Tuesday 28 May 2013

Could Asia be headed for UK style housing crash


In fact, however, it is just as possible for debt-driven private consumption bubbles to burst in developing countries – and several developing country financial crises have resulted from precisely that in the past. The experience of the Asian financial crisis in 1997-98, in which excess private indebtedness played a big role in causing the crisis in South Korea and Thailand, had provided a salutary lesson to most of developing Asia in the subsequent decade.
So it could have been expected that allowing excessive private credit expansion, especially for private retail credit for housing, automobiles and other consumption, is something that would be anathema to Asian countries, especially those that had already gone through one round of devastating financial crises. Yet, in the aftermath of the Great Recession of 2008, many Asian developing countries actually encouraged the growth of consumer credit bubbles as a means to more rapid recovery, accentuating a process that had already been eased by financial liberalisation from 1999 onwards.
The result has been an explosion in heavily leveraged consumption as well as in residential real estate activity, even in economies where wage incomes have not increased that much, such as the Republic of Korea.

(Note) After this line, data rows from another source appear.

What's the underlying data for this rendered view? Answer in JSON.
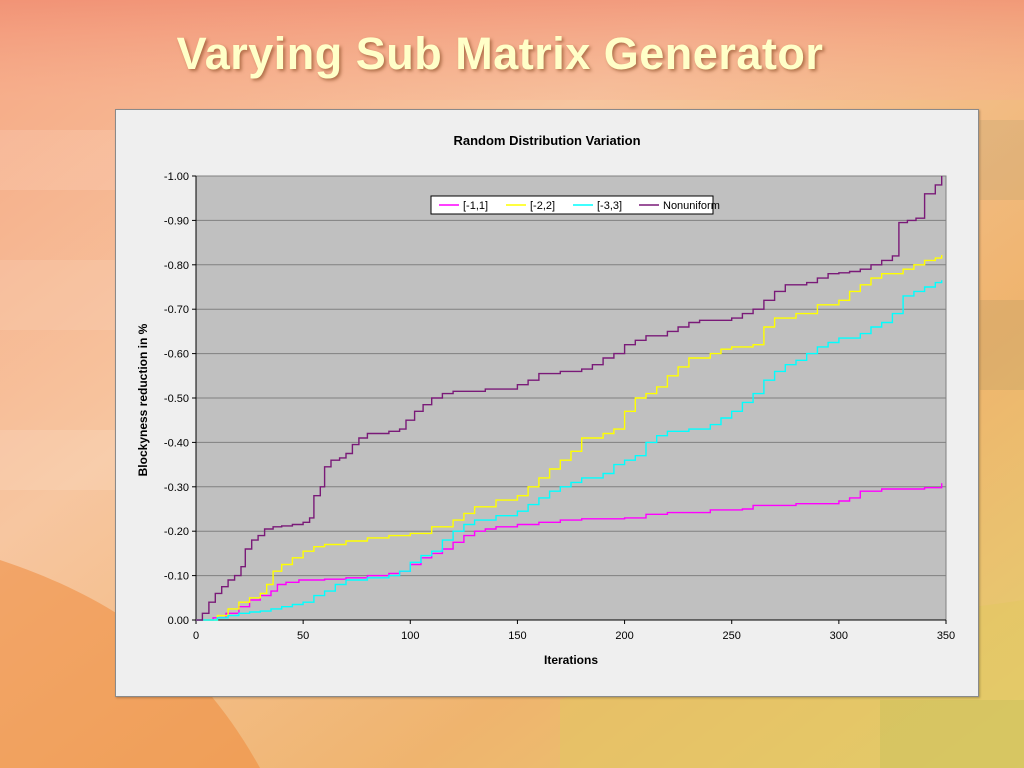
{
  "slide": {
    "title": "Varying Sub Matrix Generator"
  },
  "colors": {
    "plot_bg": "#c0c0c0",
    "gridline": "#808080"
  },
  "chart_data": {
    "type": "line",
    "title": "Random Distribution Variation",
    "xlabel": "Iterations",
    "ylabel": "Blockyness reduction in %",
    "xlim": [
      0,
      350
    ],
    "ylim": [
      0.0,
      -1.0
    ],
    "x_ticks": [
      0,
      50,
      100,
      150,
      200,
      250,
      300,
      350
    ],
    "x_tick_labels": [
      "0",
      "50",
      "100",
      "150",
      "200",
      "250",
      "300",
      "350"
    ],
    "y_ticks": [
      0,
      -0.1,
      -0.2,
      -0.3,
      -0.4,
      -0.5,
      -0.6,
      -0.7,
      -0.8,
      -0.9,
      -1.0
    ],
    "y_tick_labels": [
      "0.00",
      "-0.10",
      "-0.20",
      "-0.30",
      "-0.40",
      "-0.50",
      "-0.60",
      "-0.70",
      "-0.80",
      "-0.90",
      "-1.00"
    ],
    "grid": true,
    "legend_position": "top-center",
    "series": [
      {
        "name": "[-1,1]",
        "color": "#ff00ff",
        "points": [
          [
            0,
            0
          ],
          [
            8,
            -0.005
          ],
          [
            14,
            -0.015
          ],
          [
            20,
            -0.03
          ],
          [
            25,
            -0.045
          ],
          [
            30,
            -0.055
          ],
          [
            35,
            -0.065
          ],
          [
            38,
            -0.08
          ],
          [
            42,
            -0.085
          ],
          [
            48,
            -0.09
          ],
          [
            60,
            -0.092
          ],
          [
            70,
            -0.095
          ],
          [
            80,
            -0.1
          ],
          [
            90,
            -0.105
          ],
          [
            95,
            -0.11
          ],
          [
            100,
            -0.125
          ],
          [
            105,
            -0.14
          ],
          [
            110,
            -0.15
          ],
          [
            115,
            -0.16
          ],
          [
            120,
            -0.175
          ],
          [
            125,
            -0.19
          ],
          [
            130,
            -0.2
          ],
          [
            135,
            -0.205
          ],
          [
            140,
            -0.21
          ],
          [
            150,
            -0.215
          ],
          [
            160,
            -0.22
          ],
          [
            170,
            -0.225
          ],
          [
            180,
            -0.228
          ],
          [
            200,
            -0.23
          ],
          [
            210,
            -0.238
          ],
          [
            220,
            -0.242
          ],
          [
            240,
            -0.248
          ],
          [
            255,
            -0.25
          ],
          [
            260,
            -0.258
          ],
          [
            280,
            -0.262
          ],
          [
            300,
            -0.268
          ],
          [
            305,
            -0.275
          ],
          [
            310,
            -0.29
          ],
          [
            320,
            -0.295
          ],
          [
            340,
            -0.298
          ],
          [
            348,
            -0.308
          ]
        ]
      },
      {
        "name": "[-2,2]",
        "color": "#ffff00",
        "points": [
          [
            0,
            0
          ],
          [
            10,
            -0.01
          ],
          [
            15,
            -0.025
          ],
          [
            20,
            -0.04
          ],
          [
            25,
            -0.05
          ],
          [
            30,
            -0.06
          ],
          [
            33,
            -0.08
          ],
          [
            36,
            -0.11
          ],
          [
            40,
            -0.125
          ],
          [
            45,
            -0.14
          ],
          [
            50,
            -0.155
          ],
          [
            55,
            -0.165
          ],
          [
            60,
            -0.17
          ],
          [
            70,
            -0.178
          ],
          [
            80,
            -0.185
          ],
          [
            90,
            -0.19
          ],
          [
            100,
            -0.195
          ],
          [
            110,
            -0.21
          ],
          [
            120,
            -0.225
          ],
          [
            125,
            -0.24
          ],
          [
            130,
            -0.255
          ],
          [
            140,
            -0.27
          ],
          [
            150,
            -0.28
          ],
          [
            155,
            -0.3
          ],
          [
            160,
            -0.32
          ],
          [
            165,
            -0.34
          ],
          [
            170,
            -0.36
          ],
          [
            175,
            -0.38
          ],
          [
            180,
            -0.41
          ],
          [
            190,
            -0.42
          ],
          [
            195,
            -0.43
          ],
          [
            200,
            -0.47
          ],
          [
            205,
            -0.5
          ],
          [
            210,
            -0.51
          ],
          [
            215,
            -0.525
          ],
          [
            220,
            -0.55
          ],
          [
            225,
            -0.57
          ],
          [
            230,
            -0.59
          ],
          [
            240,
            -0.6
          ],
          [
            245,
            -0.61
          ],
          [
            250,
            -0.615
          ],
          [
            260,
            -0.62
          ],
          [
            265,
            -0.66
          ],
          [
            270,
            -0.68
          ],
          [
            280,
            -0.69
          ],
          [
            290,
            -0.71
          ],
          [
            300,
            -0.72
          ],
          [
            305,
            -0.74
          ],
          [
            310,
            -0.755
          ],
          [
            315,
            -0.77
          ],
          [
            320,
            -0.78
          ],
          [
            330,
            -0.79
          ],
          [
            335,
            -0.8
          ],
          [
            340,
            -0.81
          ],
          [
            345,
            -0.815
          ],
          [
            348,
            -0.822
          ]
        ]
      },
      {
        "name": "[-3,3]",
        "color": "#00ffff",
        "points": [
          [
            0,
            0
          ],
          [
            10,
            -0.005
          ],
          [
            15,
            -0.01
          ],
          [
            20,
            -0.015
          ],
          [
            25,
            -0.018
          ],
          [
            30,
            -0.02
          ],
          [
            35,
            -0.025
          ],
          [
            40,
            -0.03
          ],
          [
            45,
            -0.035
          ],
          [
            50,
            -0.04
          ],
          [
            55,
            -0.055
          ],
          [
            60,
            -0.065
          ],
          [
            65,
            -0.08
          ],
          [
            70,
            -0.09
          ],
          [
            80,
            -0.095
          ],
          [
            90,
            -0.1
          ],
          [
            95,
            -0.11
          ],
          [
            100,
            -0.13
          ],
          [
            105,
            -0.145
          ],
          [
            110,
            -0.155
          ],
          [
            115,
            -0.18
          ],
          [
            120,
            -0.2
          ],
          [
            125,
            -0.215
          ],
          [
            130,
            -0.225
          ],
          [
            140,
            -0.235
          ],
          [
            150,
            -0.245
          ],
          [
            155,
            -0.26
          ],
          [
            160,
            -0.275
          ],
          [
            165,
            -0.29
          ],
          [
            170,
            -0.3
          ],
          [
            175,
            -0.31
          ],
          [
            180,
            -0.32
          ],
          [
            190,
            -0.33
          ],
          [
            195,
            -0.35
          ],
          [
            200,
            -0.36
          ],
          [
            205,
            -0.37
          ],
          [
            210,
            -0.4
          ],
          [
            215,
            -0.415
          ],
          [
            220,
            -0.425
          ],
          [
            230,
            -0.43
          ],
          [
            240,
            -0.44
          ],
          [
            245,
            -0.455
          ],
          [
            250,
            -0.47
          ],
          [
            255,
            -0.49
          ],
          [
            260,
            -0.51
          ],
          [
            265,
            -0.54
          ],
          [
            270,
            -0.56
          ],
          [
            275,
            -0.575
          ],
          [
            280,
            -0.585
          ],
          [
            285,
            -0.6
          ],
          [
            290,
            -0.615
          ],
          [
            295,
            -0.625
          ],
          [
            300,
            -0.635
          ],
          [
            310,
            -0.645
          ],
          [
            315,
            -0.66
          ],
          [
            320,
            -0.67
          ],
          [
            325,
            -0.69
          ],
          [
            330,
            -0.73
          ],
          [
            335,
            -0.74
          ],
          [
            340,
            -0.75
          ],
          [
            345,
            -0.76
          ],
          [
            348,
            -0.765
          ]
        ]
      },
      {
        "name": "Nonuniform",
        "color": "#7a1a78",
        "points": [
          [
            0,
            0
          ],
          [
            3,
            -0.015
          ],
          [
            6,
            -0.04
          ],
          [
            9,
            -0.06
          ],
          [
            12,
            -0.075
          ],
          [
            15,
            -0.09
          ],
          [
            18,
            -0.1
          ],
          [
            21,
            -0.12
          ],
          [
            23,
            -0.16
          ],
          [
            26,
            -0.18
          ],
          [
            29,
            -0.19
          ],
          [
            32,
            -0.205
          ],
          [
            36,
            -0.21
          ],
          [
            40,
            -0.212
          ],
          [
            45,
            -0.215
          ],
          [
            50,
            -0.22
          ],
          [
            53,
            -0.23
          ],
          [
            55,
            -0.28
          ],
          [
            58,
            -0.3
          ],
          [
            60,
            -0.345
          ],
          [
            63,
            -0.36
          ],
          [
            67,
            -0.365
          ],
          [
            70,
            -0.375
          ],
          [
            73,
            -0.395
          ],
          [
            76,
            -0.41
          ],
          [
            80,
            -0.42
          ],
          [
            90,
            -0.425
          ],
          [
            95,
            -0.43
          ],
          [
            98,
            -0.45
          ],
          [
            102,
            -0.47
          ],
          [
            106,
            -0.485
          ],
          [
            110,
            -0.5
          ],
          [
            115,
            -0.51
          ],
          [
            120,
            -0.515
          ],
          [
            135,
            -0.52
          ],
          [
            150,
            -0.53
          ],
          [
            155,
            -0.54
          ],
          [
            160,
            -0.555
          ],
          [
            170,
            -0.56
          ],
          [
            180,
            -0.565
          ],
          [
            185,
            -0.575
          ],
          [
            190,
            -0.59
          ],
          [
            195,
            -0.6
          ],
          [
            200,
            -0.62
          ],
          [
            205,
            -0.63
          ],
          [
            210,
            -0.64
          ],
          [
            220,
            -0.65
          ],
          [
            225,
            -0.66
          ],
          [
            230,
            -0.67
          ],
          [
            235,
            -0.675
          ],
          [
            250,
            -0.68
          ],
          [
            255,
            -0.69
          ],
          [
            260,
            -0.7
          ],
          [
            265,
            -0.72
          ],
          [
            270,
            -0.74
          ],
          [
            275,
            -0.755
          ],
          [
            285,
            -0.76
          ],
          [
            290,
            -0.77
          ],
          [
            295,
            -0.78
          ],
          [
            300,
            -0.782
          ],
          [
            305,
            -0.785
          ],
          [
            310,
            -0.79
          ],
          [
            315,
            -0.8
          ],
          [
            320,
            -0.81
          ],
          [
            325,
            -0.82
          ],
          [
            328,
            -0.895
          ],
          [
            332,
            -0.9
          ],
          [
            336,
            -0.905
          ],
          [
            340,
            -0.96
          ],
          [
            345,
            -0.98
          ],
          [
            348,
            -1.0
          ]
        ]
      }
    ]
  }
}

And the impact has been most strongly felt in the housing market. From early 2009, residential prices in several Asian economies soared dramatically for at least two years.
This has been most evident in Hong Kong, where house prices have more than doubled since early 2009. In 2012, when global residential real estate prices increased by around 4 per cent, prices in Hong Kong rose by 24 per cent. It is now the most expensive place on earth, with property prices significantly higher than in New York, London or Shanghai. By contrast, the authorities in China have been working to quell the frothy housing market ever since early 2010, and to some extent they seem to have succeeded, as average house prices have remained largely flat for the past two years.
In some other countries in East Asia, house prices have tapered off or even started declining, independent of any policy nudging, but simply because the bubble has finally burst. This is clearly evident for Taipei itChina and Malaysia but even in South Korea and Indonesia, the rate of increase has come down significantly. Elsewhere, even in places where the prices continued to increase, they did so at a slower rate, including in India's Mumbai, where the rate of increase was still quite high.
But while the rapid increase in residential real estate prices clearly suggested housing bubbles in many Asian countries, the bursting of the bubble need not be good news, and can have painful consequences. As in the US housing market before 2007, most of the increase in real estate prices in these Asian economies was debt-driven, resulting from the rapid expansion of retail credit to households, which in turn dominated in total personal debt.
The most substantial increase has been in Hong Kong, which is also home to the frothiest property market of them all. The household sector is already facing personal debt crises in several countries, credit to the private sector increased dramatically in many of these economies most notably South Korea, Malaysia and Thailand. And this is turn is already acting as a drag on the economy, as households that increasingly find it difficult to service their debts are forced to deleverage and cut consumption.
So this is a bubble – or rather, a set of bubbles – waiting to burst. Indeed, some are already in the process of bursting.As these factors cause consumer spending to slow down, this is already affecting companies, and causing their debt to become more difficult to service. The corporate bond market, which had become incredibly buoyant in emerging Asia in the recent past, is also becoming a cause for worry.
All this makes the East Asian region's economies ever more vulnerable to external shocks. But with these levels of indebtedness, the shocks that cause the next round of damage may even come from within.